Can you have 0 uncertainty?
An uncertainty of zero means that you have a probability distribution containing exactly one point with probability 1, also known as the delta function distribution. This distribution is not realistic since a delta function is not something that occurs in nature; it’s only an idealization.
Is instrument zero error a systematic uncertainty?
Two types of systematic error can occur with instruments having a linear response: Offset or zero setting error in which the instrument does not read zero when the quantity to be measured is zero.
What is the uncertainty in its position?
The uncertainty in position is the accuracy of the measurement, or Δx = 0.0100 nm. Thus the smallest uncertainty in momentum Δp can be calculated using ΔxΔp≥h4π Δ x Δ p ≥ h 4 π . Once the uncertainty in momentum Δp is found, the uncertainty in velocity can be found from Δp = mΔv.
Is the uncertainty in velocity and position is same then the uncertainty in momentum would be?
If the uncertainty in position and velocity are equal, then uncertainty in momentum will be: A. 12√mhπ Hint:This question is based on Heisenberg’s Uncertainty principle, which states that the position and the velocity of a subatomic particle like an electron cannot be measured with absolute certainty.
What is the uncertainty in the location of a photon?
Hence, the uncertainty in position is calculated to be 0.02 m.
What is the uncertainty in the position of an electron if uncertainty?

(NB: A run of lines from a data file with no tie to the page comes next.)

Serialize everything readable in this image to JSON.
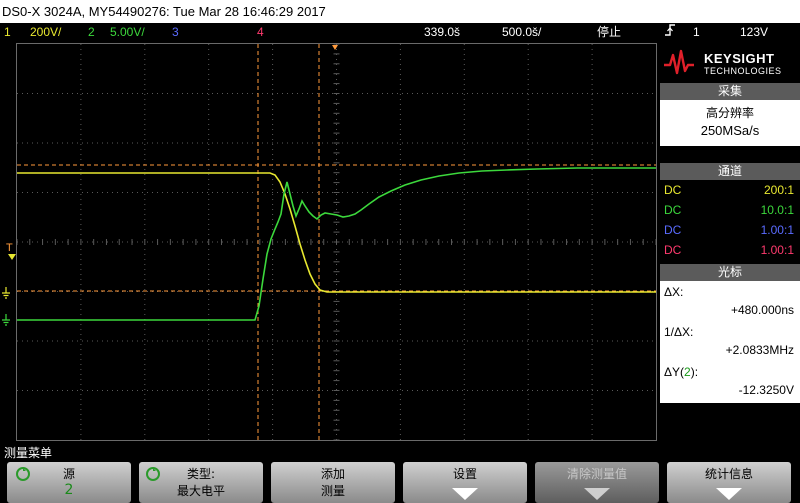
{
  "title": "DS0-X 3024A, MY54490276: Tue Mar 28 16:46:29 2017",
  "status": {
    "ch1_num": "1",
    "ch1_scale": "200V/",
    "ch2_num": "2",
    "ch2_scale": "5.00V/",
    "ch3_num": "3",
    "ch4_num": "4",
    "timebase_delay": "339.0š",
    "timebase_scale": "500.0š/",
    "run_state": "停止",
    "trigger_icon": "trigger-rising-edge-icon",
    "trigger_source": "1",
    "trigger_level": "123V"
  },
  "markers": {
    "trig": "T",
    "ch1": "1",
    "ch2": "2"
  },
  "brand": {
    "name": "KEYSIGHT",
    "sub": "TECHNOLOGIES"
  },
  "acquisition": {
    "header": "采集",
    "mode": "高分辨率",
    "rate": "250MSa/s"
  },
  "channels": {
    "header": "通道",
    "rows": [
      {
        "coupling": "DC",
        "ratio": "200:1",
        "color": "#e8e830"
      },
      {
        "coupling": "DC",
        "ratio": "10.0:1",
        "color": "#3cd83c"
      },
      {
        "coupling": "DC",
        "ratio": "1.00:1",
        "color": "#5a6bff"
      },
      {
        "coupling": "DC",
        "ratio": "1.00:1",
        "color": "#ff3a6e"
      }
    ]
  },
  "cursors": {
    "header": "光标",
    "dx_label": "ΔX:",
    "dx_value": "+480.000ns",
    "inv_label": "1/ΔX:",
    "inv_value": "+2.0833MHz",
    "dy_label_a": "ΔY(",
    "dy_label_ch": "2",
    "dy_label_b": "):",
    "dy_value": "-12.3250V"
  },
  "menu": {
    "title": "测量菜单",
    "keys": [
      {
        "l1": "源",
        "l2": "2"
      },
      {
        "l1": "类型:",
        "l2": "最大电平"
      },
      {
        "l1": "添加",
        "l2": "测量"
      },
      {
        "l1": "设置",
        "l2": ""
      },
      {
        "l1": "清除测量值",
        "l2": ""
      },
      {
        "l1": "统计信息",
        "l2": ""
      }
    ]
  },
  "colors": {
    "ch1": "#e8e830",
    "ch2": "#3cd83c",
    "ch3": "#5a6bff",
    "ch4": "#ff3a6e",
    "cursor": "#ff9a3c",
    "grid": "#5a5a5a"
  }
}
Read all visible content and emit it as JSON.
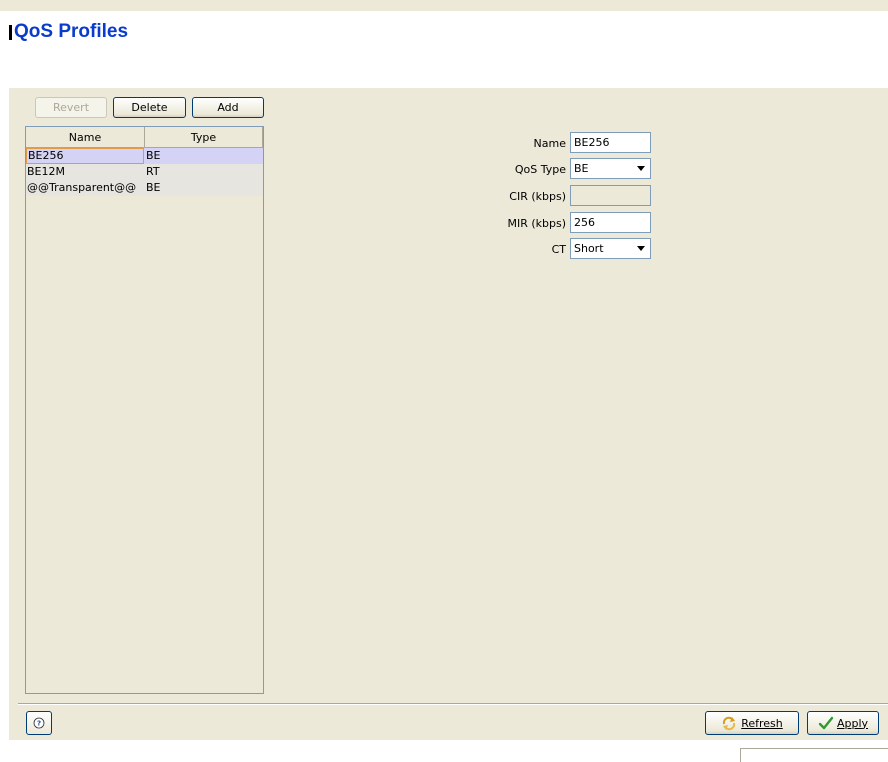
{
  "header": {
    "title": "QoS Profiles"
  },
  "toolbar": {
    "revert_label": "Revert",
    "delete_label": "Delete",
    "add_label": "Add"
  },
  "table": {
    "columns": [
      "Name",
      "Type"
    ],
    "rows": [
      {
        "name": "BE256",
        "type": "BE"
      },
      {
        "name": "BE12M",
        "type": "RT"
      },
      {
        "name": "@@Transparent@@",
        "type": "BE"
      }
    ]
  },
  "form": {
    "name_label": "Name",
    "name_value": "BE256",
    "qos_type_label": "QoS Type",
    "qos_type_value": "BE",
    "cir_label": "CIR (kbps)",
    "cir_value": "",
    "mir_label": "MIR (kbps)",
    "mir_value": "256",
    "ct_label": "CT",
    "ct_value": "Short"
  },
  "footer": {
    "refresh_label": "Refresh",
    "apply_label": "Apply"
  },
  "icons": {
    "help": "help-icon",
    "refresh": "refresh-icon",
    "apply": "checkmark-icon"
  },
  "colors": {
    "title": "#0a3ccc",
    "panel": "#ece9d8",
    "selected_row": "#d4d3f5"
  }
}
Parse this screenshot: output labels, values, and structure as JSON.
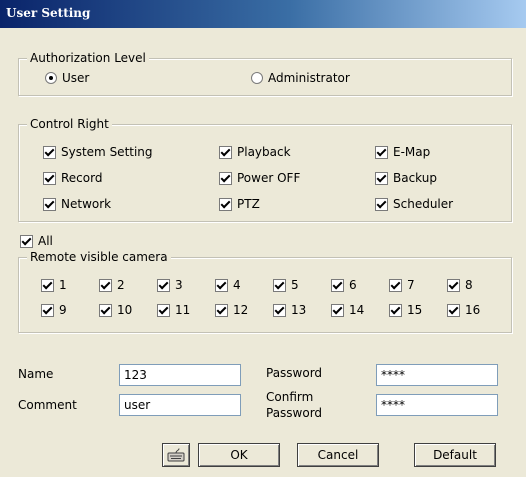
{
  "window": {
    "title": "User Setting"
  },
  "authorization": {
    "legend": "Authorization Level",
    "options": [
      {
        "label": "User",
        "selected": true
      },
      {
        "label": "Administrator",
        "selected": false
      }
    ]
  },
  "control_right": {
    "legend": "Control Right",
    "items": [
      {
        "label": "System Setting",
        "checked": true
      },
      {
        "label": "Playback",
        "checked": true
      },
      {
        "label": "E-Map",
        "checked": true
      },
      {
        "label": "Record",
        "checked": true
      },
      {
        "label": "Power OFF",
        "checked": true
      },
      {
        "label": "Backup",
        "checked": true
      },
      {
        "label": "Network",
        "checked": true
      },
      {
        "label": "PTZ",
        "checked": true
      },
      {
        "label": "Scheduler",
        "checked": true
      }
    ]
  },
  "all_checkbox": {
    "label": "All",
    "checked": true
  },
  "remote_camera": {
    "legend": "Remote visible camera",
    "cameras": [
      "1",
      "2",
      "3",
      "4",
      "5",
      "6",
      "7",
      "8",
      "9",
      "10",
      "11",
      "12",
      "13",
      "14",
      "15",
      "16"
    ]
  },
  "form": {
    "name_label": "Name",
    "name_value": "123",
    "comment_label": "Comment",
    "comment_value": "user",
    "password_label": "Password",
    "password_value": "****",
    "confirm_label_line1": "Confirm",
    "confirm_label_line2": "Password",
    "confirm_value": "****"
  },
  "buttons": {
    "icon": "keyboard-icon",
    "ok": "OK",
    "cancel": "Cancel",
    "default": "Default"
  },
  "colors": {
    "dialog_bg": "#ece9d8",
    "titlebar_start": "#0a246a",
    "titlebar_end": "#a6caf0"
  }
}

If uncertainty in position of the electron is , then the uncertainty in its momentum would be infinity.
What would happen if the uncertainty in momentum was zero?
If the uncertainty in the momentum were zero, you would have no idea where the object is, since the uncertainty in position would have to be infinite. This really means that it makes no sense for the uncertainty in momentum to be zero.
What is the uncertainty of the position of a free particle?
The uncertainty of position is infinite (we are completely uncertain about position) and the uncertainty of the momentum is zero (we are completely certain about momentum). This account of a free particle is consistent with Heisenberg’s uncertainty principle. Similar statements can be made of localized particles.
Why does the uncertainty in ∆X tend to infinity?
According to Heisenberg’s uncertainty principle exact position and velocity of an electron cannot be measured simultaneously. (Where p is momentum,x is position and h is planck’s constant with value = 6.626 × 10^-34 J.s) Therefore uncertainty in ∆x tends to infinity . Trick question. That cannot occur.
Is it possible to measure position x and momentum p simultaneously?
> If uncertainty in the posit… According to Heisenberg’s Uncertainty Principle, it is impossible to measure position x and momentum p simultaneously. Here, neither uncertainty can be zero and if the position is zero the uncertainty in momentum becomes infinite.